Чуть погодя отозвал Ивана в сторону и горячо зашептал на ухо:

– Зря ты, нельзя в пустыне много пить. Вода же внутри закипит.

– А может, воды пожалел? – тяжело ворочая распухшим от жары языком, спросил Иван. Сам он не выпил ни капли, экономя воду.

– А что, и пожалел, – с неожиданно прорвавшейся злобой ответил Эдуард. – Не одна она живая. Еще три дня топать, а ты тут реки разливаешь.

Иван резко схватил его за ворот и рывком притянул к себе.

– Мужик ты или нет? Она же женщина! Да и досталось ей больше нашего, сам видишь.

– Да мне не жалко, – испугавшись его ярости, пошел на попятный Эдуард. – Пусть пьет. Только не транжирь.

– Ладно, – внезапно остыл Иван. Ему стало стыдно за свою грубость. – Ты извини. Я еще не в себе после этой ночи.

Он отошел, опустив голову. Гул наполнял ее изнутри, рвал барабанные перепонки, выдавливал глаза из орбит. Ему и в самом деле крепко досталось ночью.

«Не мешало бы отлежаться дня два, – подумал Иван. – Или даже три. А то возьму отпуск, заберу Машу и махнем с ней на север, на самый полюс. К белым медведям в гости. Или лучше к пингвинам? А-а, – зевнул он, – пусть Маша реша…»

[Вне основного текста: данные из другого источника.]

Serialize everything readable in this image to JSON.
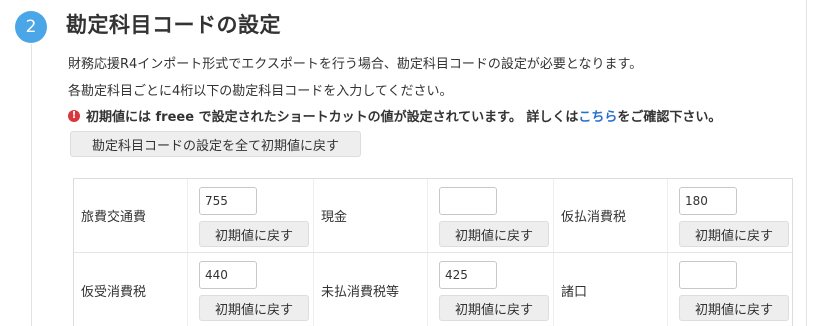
{
  "section": {
    "step_number": "2",
    "title": "勘定科目コードの設定"
  },
  "description": {
    "line1": "財務応援R4インポート形式でエクスポートを行う場合、勘定科目コードの設定が必要となります。",
    "line2": "各勘定科目ごとに4桁以下の勘定科目コードを入力してください。"
  },
  "warning": {
    "icon": "exclamation-circle-icon",
    "icon_glyph": "!",
    "icon_color": "#d9363e",
    "text_before": "初期値には freee で設定されたショートカットの値が設定されています。 詳しくは",
    "link_text": "こちら",
    "text_after": "をご確認下さい。",
    "link_color": "#2a6fcf"
  },
  "reset_all_label": "勘定科目コードの設定を全て初期値に戻す",
  "reset_label": "初期値に戻す",
  "accent_color": "#4ba6e8",
  "rows": [
    {
      "cells": [
        {
          "label": "旅費交通費",
          "value": "755"
        },
        {
          "label": "現金",
          "value": ""
        },
        {
          "label": "仮払消費税",
          "value": "180"
        }
      ]
    },
    {
      "cells": [
        {
          "label": "仮受消費税",
          "value": "440"
        },
        {
          "label": "未払消費税等",
          "value": "425"
        },
        {
          "label": "諸口",
          "value": ""
        }
      ]
    }
  ]
}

Сон едва не сморил его, оборвав мысль. Иван встряхнул головой и закинул тюк с поклажей на плечи. Невесомые прежде одеяла теперь казались неподъемными.

Пошли дальше, но остановки становились все чаще и длительней. Маша изнемогла, черные тени легли под ее глазами, а лицо становилось все бледнее, словно она надела маску страдающего Арлекино. Из глаз сами собой катились слезы, мгновенно высыхая под солнцем и оставляя тоненькие белесые полоски из соли на щеках.

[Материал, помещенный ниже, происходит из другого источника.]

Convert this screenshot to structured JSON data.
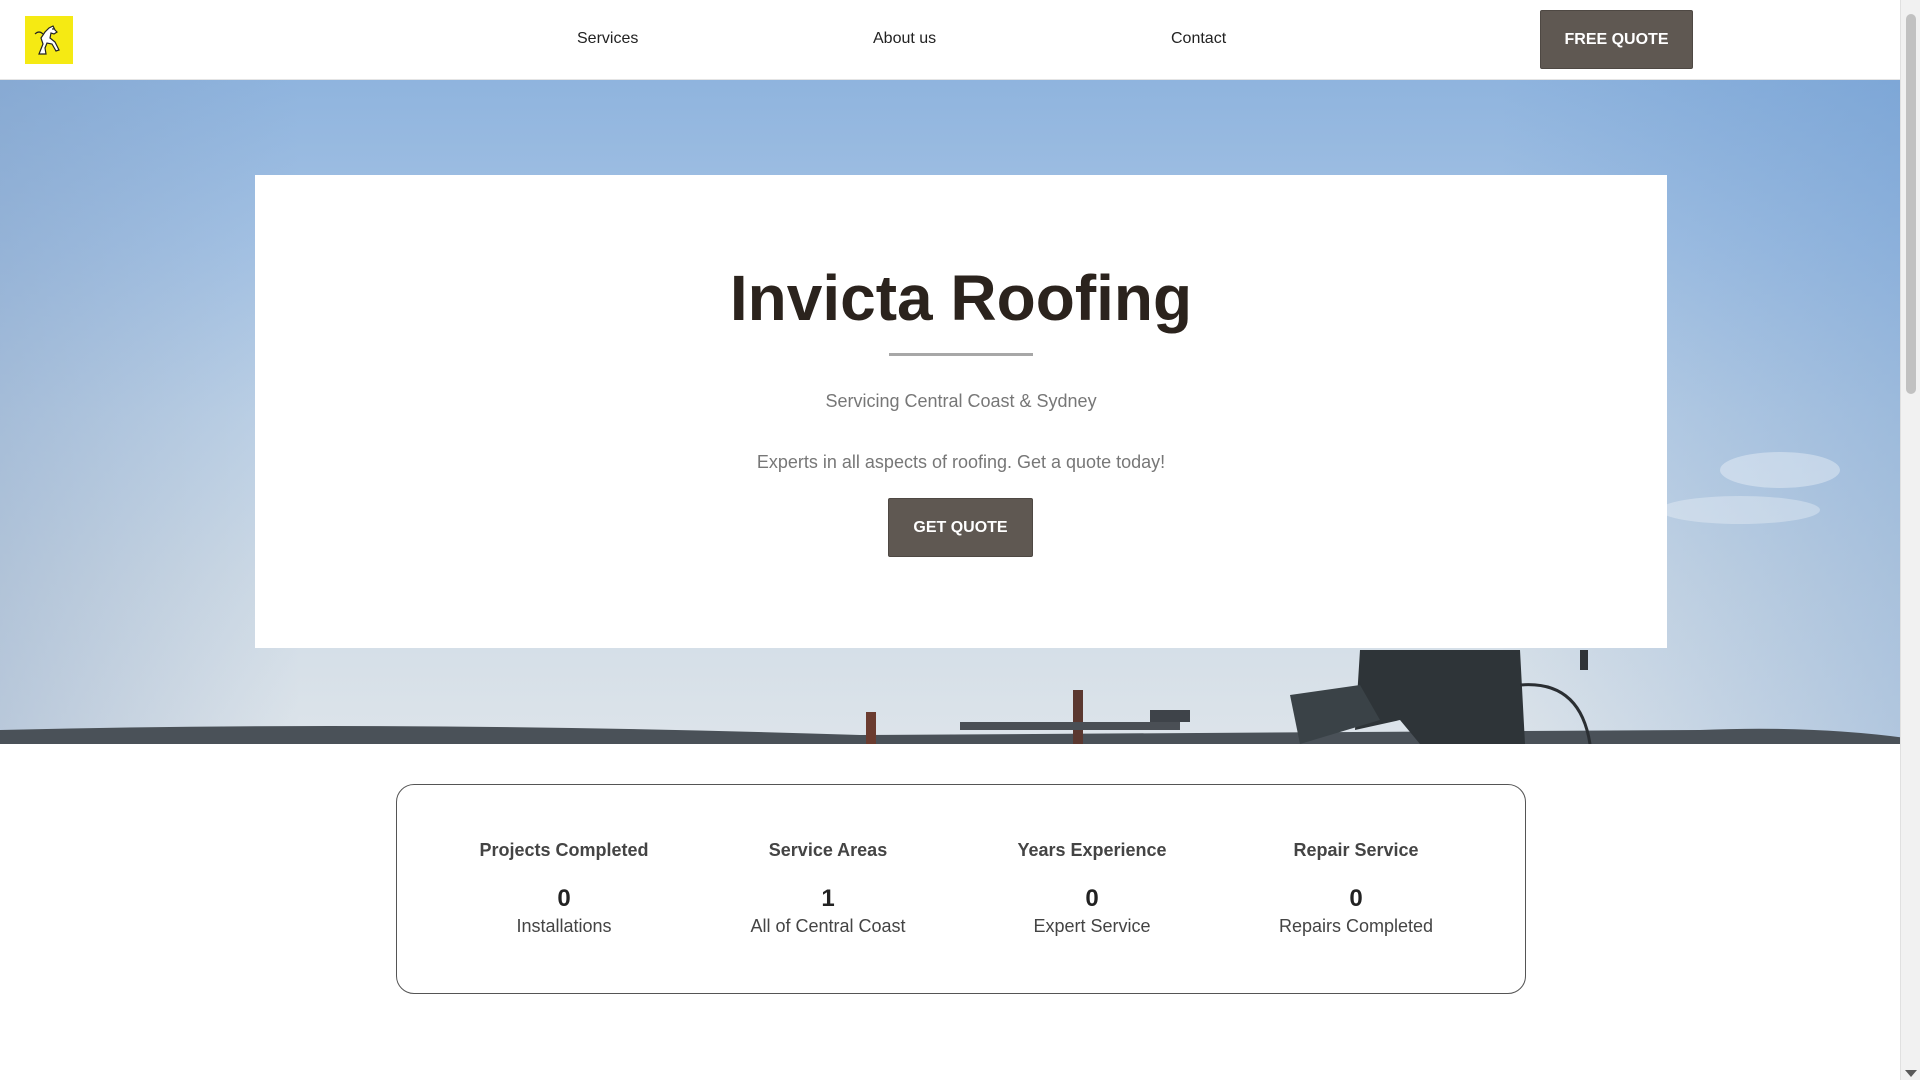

После одного из очередных привалов Иван, передав одеяла Эдуарду, вынужден был взять женщину на руки. Пошли еще медленнее.

Тем временем солнце набрало свою полную злую силу, обесцветив небо. Ноги вязли в песке, едкий пот разъедал глаза. Усталость, словно раскаленная игла, вонзалась в мышцы плеч, вынуждая лечь в манящий мягкий песок и не вставать, пока не пройдет эта невыносимая боль.

Эдуард шел впереди, нагруженный одеялами. Он был обижен, потому что не понимал, зачем ему нести три одеяла, когда лично ему требуется всего одно. Почему он должен отдавать свою долю воды чужой любовнице? Ради чего его заставляют жертвовать своими интересами? Эти злые мысли роились в его голове, но пока еще полу-осознанные, вялые от жары и усталости.